Exemplary Singularity Poster

Exemplary Singularity Poster

News from Jan 28, 2018

Conference: "Exemplary Singularity: Fault Lines of the Anecdotal // Exemplarische Singularität: Bruchlinien des Anekdotischen" – John F. Kennedy-Institute for North American Studies, Freie Universität Berlin,  

February 01-03, 2018 

Organizers: James Dorson (Freie Universität Berlin), Florian Sedlmeier (Freie Universität Berlin/UCLA), MaryAnn Snyder-Körber (Julius-Maximilians-Universität Würzburg), Birte Wege (Freie Universität Berlin) 

The “culture of fact” is over. Ours is instead an age of “data” and the “post-factual.” With the rise of “data,” analysis has been outsourced to machines. Simultaneously, social media filtering has worn down older understandings of facts not only in the original sense of act or deed (factum). The further evidentiary function of the fact as that which can be observed, verified, and thereby serve to determine “truth” in legal, scientific, and, not least, political discourse has suffered yet more intensive erosion. 

The international and interdisciplinary conference "Exemplary Singularity: Fault Lines of the Anecdotal // Exemplarische Singularität: Bruchlinien des Anekdotischen"proceeds from the conviction that this cultural situation compels renewed consideration of the anecdote as a narrative form whose deployment of the “singular” in the service of demonstrating the “exemplary” finds itself at the center of now current controversies as well as longer-standing negotiations of knowledge frameworks in modernity.

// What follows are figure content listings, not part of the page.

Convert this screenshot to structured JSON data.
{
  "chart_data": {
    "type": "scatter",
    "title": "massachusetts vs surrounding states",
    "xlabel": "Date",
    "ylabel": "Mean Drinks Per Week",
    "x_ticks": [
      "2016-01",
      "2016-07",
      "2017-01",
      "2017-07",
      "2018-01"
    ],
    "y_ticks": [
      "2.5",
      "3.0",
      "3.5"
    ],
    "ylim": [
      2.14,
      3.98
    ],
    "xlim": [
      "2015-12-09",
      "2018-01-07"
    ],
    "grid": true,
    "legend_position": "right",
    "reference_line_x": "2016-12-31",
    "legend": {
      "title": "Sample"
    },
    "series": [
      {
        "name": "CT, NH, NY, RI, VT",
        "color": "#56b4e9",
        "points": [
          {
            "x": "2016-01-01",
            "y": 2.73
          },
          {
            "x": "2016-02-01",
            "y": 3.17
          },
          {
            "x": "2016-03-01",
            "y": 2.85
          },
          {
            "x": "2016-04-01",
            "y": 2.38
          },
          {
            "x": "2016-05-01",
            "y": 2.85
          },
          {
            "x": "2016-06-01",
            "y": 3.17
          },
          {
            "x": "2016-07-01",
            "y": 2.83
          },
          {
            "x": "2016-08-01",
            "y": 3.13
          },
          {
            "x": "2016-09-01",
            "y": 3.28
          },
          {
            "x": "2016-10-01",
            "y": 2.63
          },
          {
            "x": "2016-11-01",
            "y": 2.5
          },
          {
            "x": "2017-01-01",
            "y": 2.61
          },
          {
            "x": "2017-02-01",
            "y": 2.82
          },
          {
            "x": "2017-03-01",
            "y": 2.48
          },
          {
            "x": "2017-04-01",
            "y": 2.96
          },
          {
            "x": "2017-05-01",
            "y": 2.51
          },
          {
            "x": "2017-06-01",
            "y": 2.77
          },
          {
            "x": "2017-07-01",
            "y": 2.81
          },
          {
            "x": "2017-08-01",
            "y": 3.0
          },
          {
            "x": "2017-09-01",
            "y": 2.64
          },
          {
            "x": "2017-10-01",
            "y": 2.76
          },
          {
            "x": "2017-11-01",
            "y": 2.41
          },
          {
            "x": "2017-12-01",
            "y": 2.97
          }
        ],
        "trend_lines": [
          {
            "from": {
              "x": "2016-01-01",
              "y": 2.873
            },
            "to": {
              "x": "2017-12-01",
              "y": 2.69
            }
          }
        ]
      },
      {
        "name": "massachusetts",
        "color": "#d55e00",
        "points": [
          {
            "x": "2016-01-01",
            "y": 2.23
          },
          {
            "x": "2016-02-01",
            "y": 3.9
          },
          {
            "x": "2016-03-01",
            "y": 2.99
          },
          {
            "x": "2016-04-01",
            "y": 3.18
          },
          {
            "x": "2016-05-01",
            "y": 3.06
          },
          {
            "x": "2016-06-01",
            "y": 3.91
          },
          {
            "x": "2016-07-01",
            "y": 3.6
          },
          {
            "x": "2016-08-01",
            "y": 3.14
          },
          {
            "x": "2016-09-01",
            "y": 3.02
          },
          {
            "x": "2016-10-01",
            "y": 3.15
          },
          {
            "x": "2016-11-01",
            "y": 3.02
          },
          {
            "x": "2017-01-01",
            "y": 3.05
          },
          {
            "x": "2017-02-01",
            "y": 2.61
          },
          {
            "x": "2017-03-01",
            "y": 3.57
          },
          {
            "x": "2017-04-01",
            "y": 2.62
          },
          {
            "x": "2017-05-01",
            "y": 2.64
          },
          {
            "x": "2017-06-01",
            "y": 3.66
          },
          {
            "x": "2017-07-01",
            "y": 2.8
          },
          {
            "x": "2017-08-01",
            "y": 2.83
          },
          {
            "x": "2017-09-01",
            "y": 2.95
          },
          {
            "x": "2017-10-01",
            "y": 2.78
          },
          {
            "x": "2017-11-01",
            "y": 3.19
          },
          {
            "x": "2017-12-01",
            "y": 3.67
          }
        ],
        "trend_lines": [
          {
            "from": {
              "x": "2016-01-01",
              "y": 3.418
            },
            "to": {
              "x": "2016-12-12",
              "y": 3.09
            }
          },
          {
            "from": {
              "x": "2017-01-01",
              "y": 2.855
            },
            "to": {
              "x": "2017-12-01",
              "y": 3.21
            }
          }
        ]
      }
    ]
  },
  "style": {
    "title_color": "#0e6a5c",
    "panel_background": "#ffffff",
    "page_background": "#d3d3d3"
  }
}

At the present juncture, the human-focused scale of the anecdote challenges the preeminence of “big data” overview as much as the association with “secret history” places the anecdote in co-extensive proximity to rumor, conspiracy, and the mechanisms of a so-called “post-truth” politics. In the broader view, the history of the anecdote as a literary form and the anecdotal as a mode of critical and historical inquiry holds similar promise for illuminating the convergences as well as fault lines cutting across modern practices of knowledge production. 

We thank the Deutsche Forschungsgemeinschaft, The Center for International Cooperation of the Freie Universität Berlin, and the Graduate School of North American Studies for their sponsorship.